Freedom From Want is part of Rockwell's Four Freedoms paintings. He was inspired by President Franklin Roosevelt's January 1941 address to Congress in which he listed four basic and universal human rights — freedom of speech, freedom of worship, freedom from fear and freedom from want. The United States had not yet entered World War II, which was raging in Europe (Japan's attack on Pearl Harbor was in December 1941), and Roosevelt wanted to ignite concern about the real threat of war.

Rockwell wrestled with translating Roosevelt's lofty and broad concepts into visually accessible images but finally stopped overthinking and did what he did best: created scenes with a clear message and emotional punch.

Rockwell claimed that Freedom From Want, which he also called "the turkey from Thanksgiving," was the easiest of the four. The composition is unusual, with the table, not the people, occupying the central space and taking up more than half of the canvas. Around it, a multigenerational family gathers as the grandmother sets a turkey down and the grandfather stands behind, ready to carve it. Rockwell always sweated the details. The white tablecloth has creases in it indicating it was ironed, folded and stored until a special occasion like this one. Painting white on white is always a technical challenge, but Rockwell did it, putting a white casserole on the white cloth. The table isn't overflowing with food; besides the turkey and covered casserole, there are small dishes with celery and cranberry sauce. The beverage is water. The painting is about freedom from want, not freedom for excess, and the idea of the joy in sharing what we have with those we love.

He originally intended to donate the four paintings to the government to be used for inspirational posters, but miscommunication among several agencies stymied that plan. Instead, the Saturday Evening Post ran them as covers for four consecutive weeks. Freedom From Want was published on March 6, 1943, at the height of World War II. An immediate and huge demand for reprints ensued, and the original paintings were sent on a fundraising tour for war bonds that raised $132 million.

Popular versus critical opinion

From the beginning of his national fame, Rockwell was derided by art critics, referred to as an illustrator rather than a painter. He described himself as an illustrator and consciously created tableaux that would appeal to a large audience.

Rockwell was both a realist and regionalist artist at a time when modernism was in its ascendancy. When he created Freedom From Want, cubism had been solidly established, Marcel Duchamp had exhibited a urinal and declared it art, and Pablo Picasso had painted Guernica as his war protest.

Understandable, then, that as beloved as he was by a wide swath of America, the art world found him sentimental and out of touch. Which was unfair at the time since he was not promoting himself as a fine artist.

Rockwell bequeathed his considerable collection of paintings and drawings to a custodianship that would become the Norman Rockwell Museum in Stockbridge, Mass., where he had lived since 1953. Freedom From Want is part of its permanent collection.
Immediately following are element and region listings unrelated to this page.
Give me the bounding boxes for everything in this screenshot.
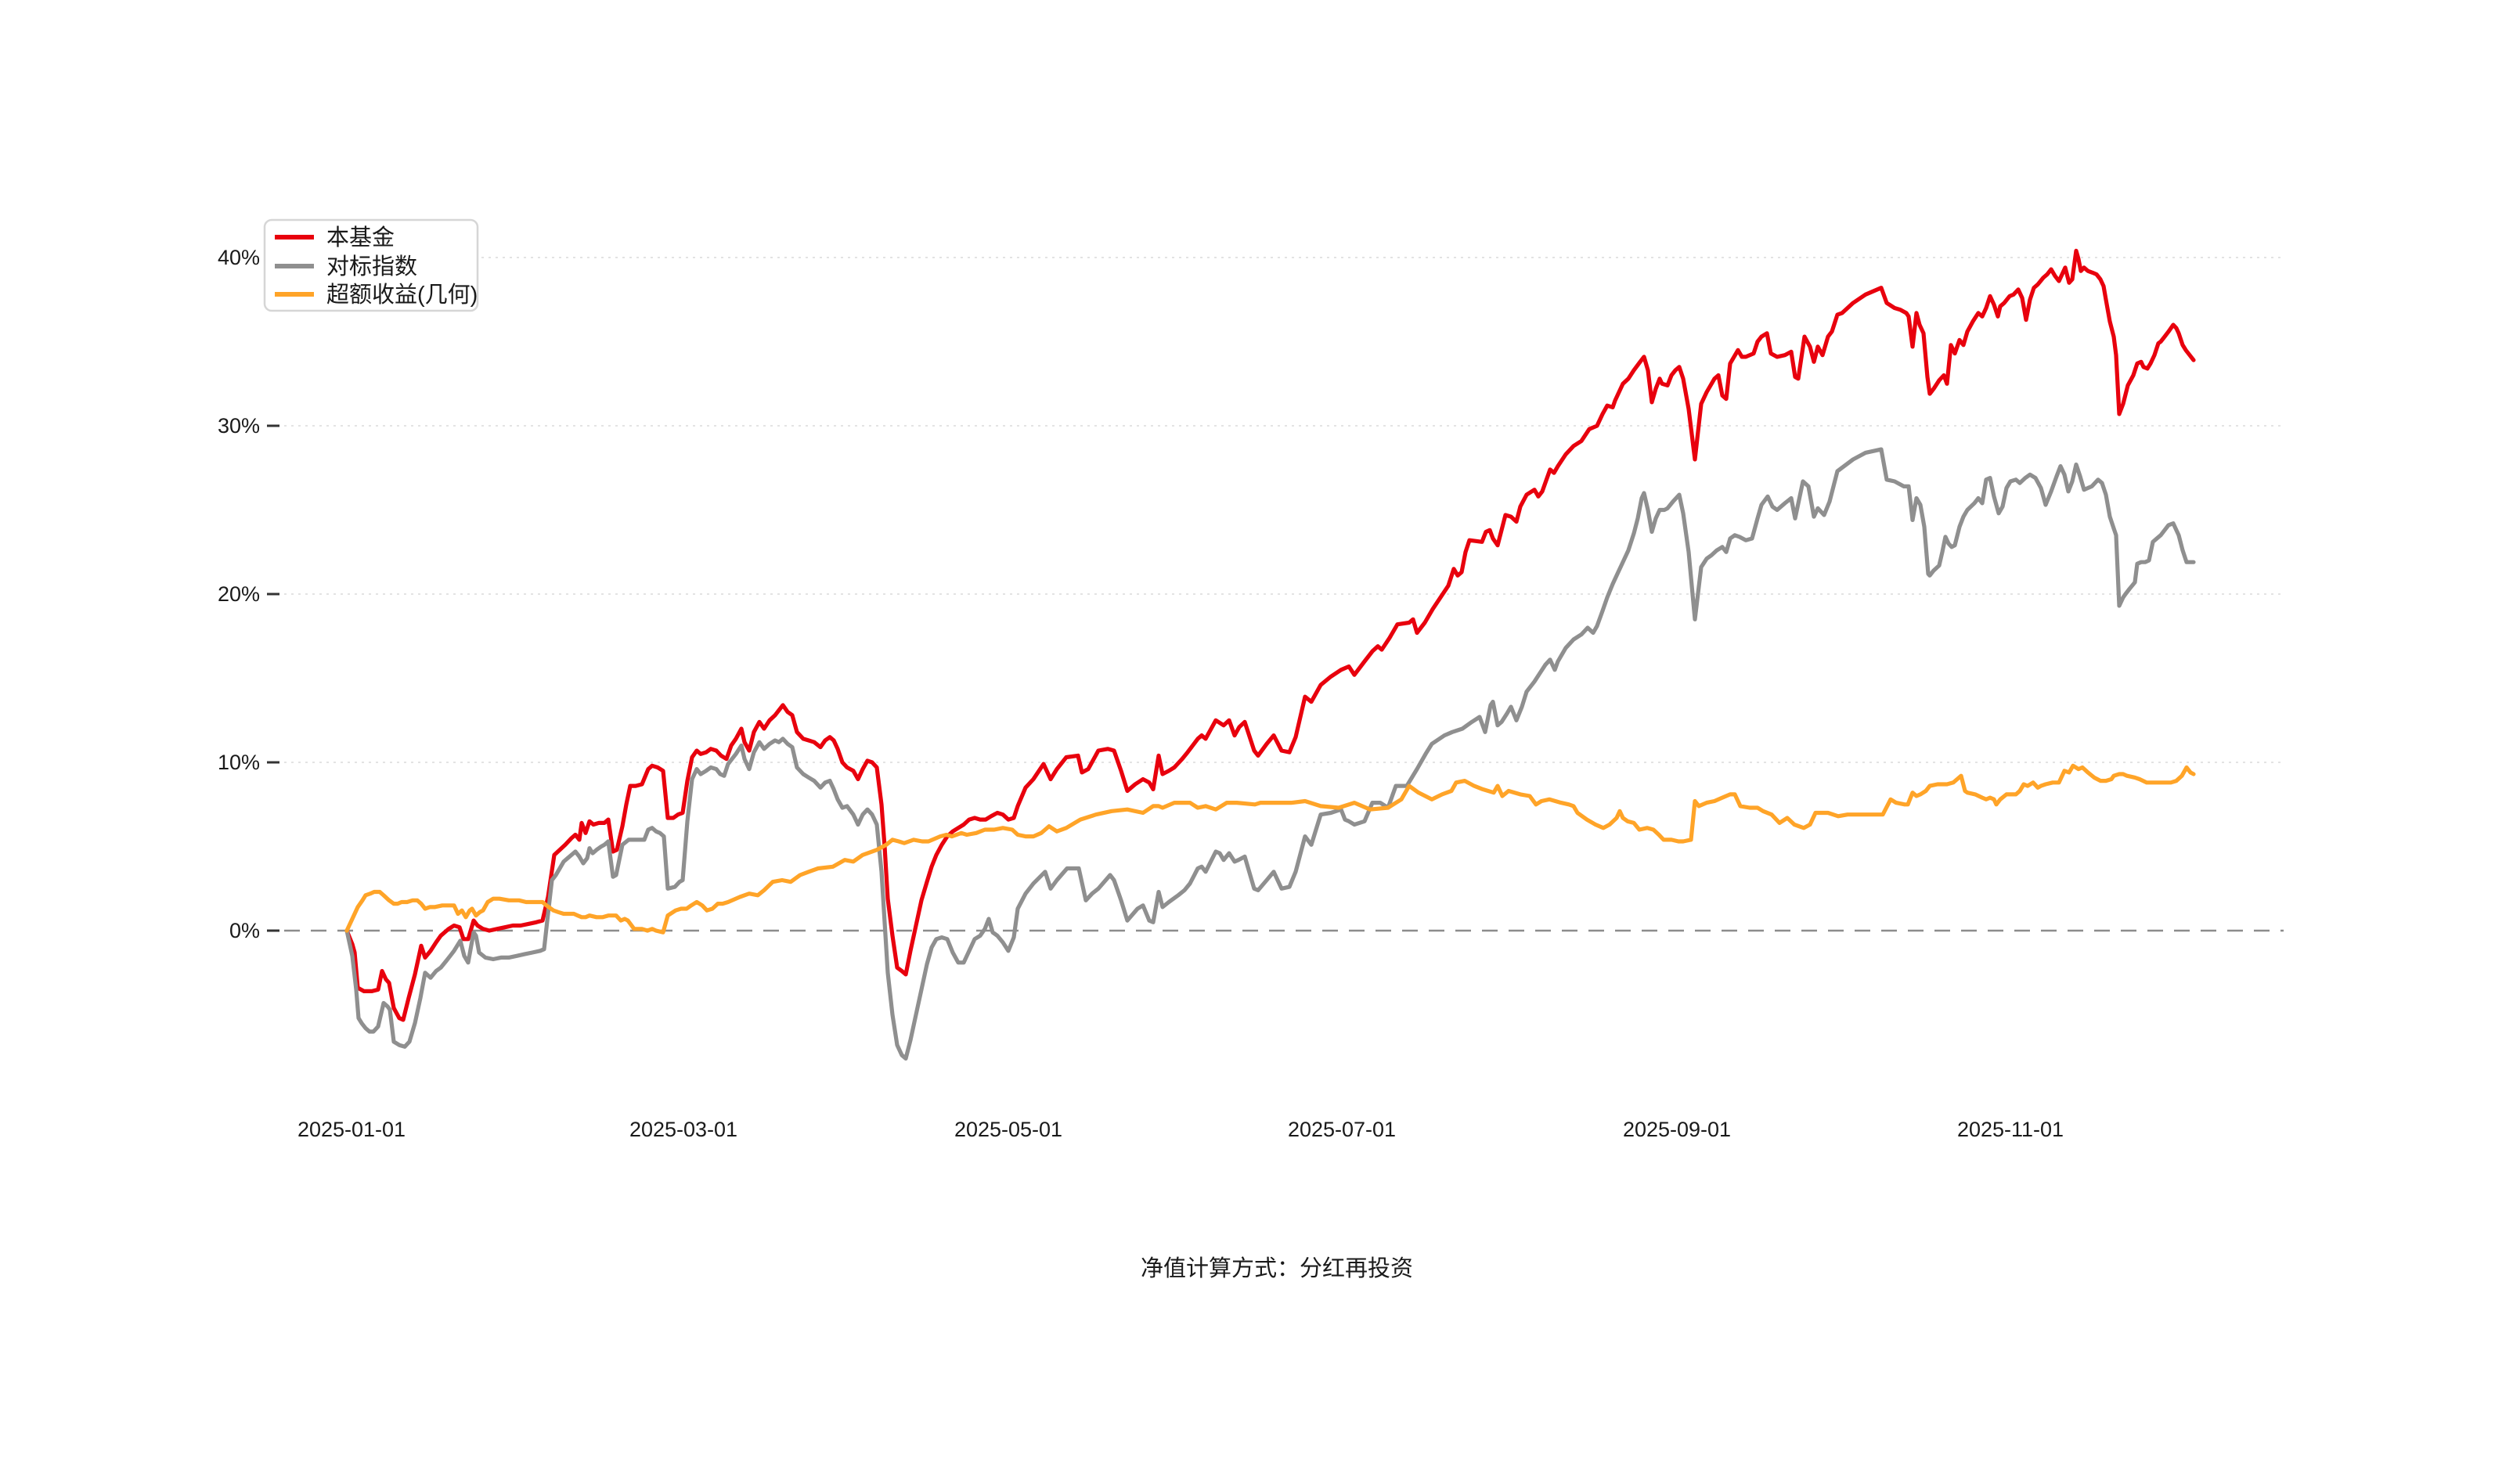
nav-calculation-note: 净值计算方式：分红再投资 [1141,1255,1413,1281]
series-line-2 [344,763,2196,935]
series-line-0 [344,248,2196,1022]
x-tick-label-2025-11-01: 2025-11-01 [1957,1118,2064,1141]
y-tick-label-10%: 10% [218,751,260,774]
y-tick-label-40%: 40% [218,246,260,269]
x-tick-label-2025-09-01: 2025-09-01 [1623,1118,1731,1141]
legend-label-excess-return: 超额收益(几何) [326,282,478,308]
legend: 本基金 对标指数 超额收益(几何) [263,218,479,312]
y-axis: 0% 10% 20% 30% 40% [218,246,279,942]
x-tick-label-2025-05-01: 2025-05-01 [954,1118,1062,1141]
legend-label-fund: 本基金 [326,225,395,250]
gridlines [284,257,2284,932]
x-axis: 2025-01-01 2025-03-01 2025-05-01 2025-07-01… [297,1118,2064,1141]
legend-label-benchmark: 对标指数 [326,254,417,279]
y-tick-label-30%: 30% [218,414,260,438]
legend-box [263,218,479,312]
x-tick-label-2025-03-01: 2025-03-01 [629,1118,737,1141]
series-lines [344,248,2196,1061]
y-tick-label-0%: 0% [229,919,260,942]
y-tick-label-20%: 20% [218,582,260,606]
x-tick-label-2025-07-01: 2025-07-01 [1288,1118,1396,1141]
x-tick-label-2025-01-01: 2025-01-01 [297,1118,406,1141]
series-line-1 [344,447,2196,1061]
Touring exhibitions beginning in the 1990s launched a reassessment of his work. There were still those who found him banal (or worse), but influential advocates also weighed in, including New Yorker art critic Peter Schjeldahl, who praised his artistry.

A personal assessment

I never gave much thought to Norman Rockwell until a few years ago when the Orlando Museum of Art had a large exhibition of his paintings and drawings. Seeing the originals instead of the slick magazine covers gave me a deep appreciation for his technical ability.

There is something more. As conventional as Rockwell's narratives seem, many have subtle juxtapositions of opposite types who might have been at odds but come together over simple human kindness or a sense of moral imperative. He makes his points without irony, which would be near impossible today. Many contemporary artists who have made figurative art owe a big debt to him. Take a look online at paintings by big-deal contemporary artist John Currin, for instance, who embraces and then upends the Rockwell model.

No one has ever bested him in his depictions of everyday life elevated to revelatory or defining moments. Rockwell was an original.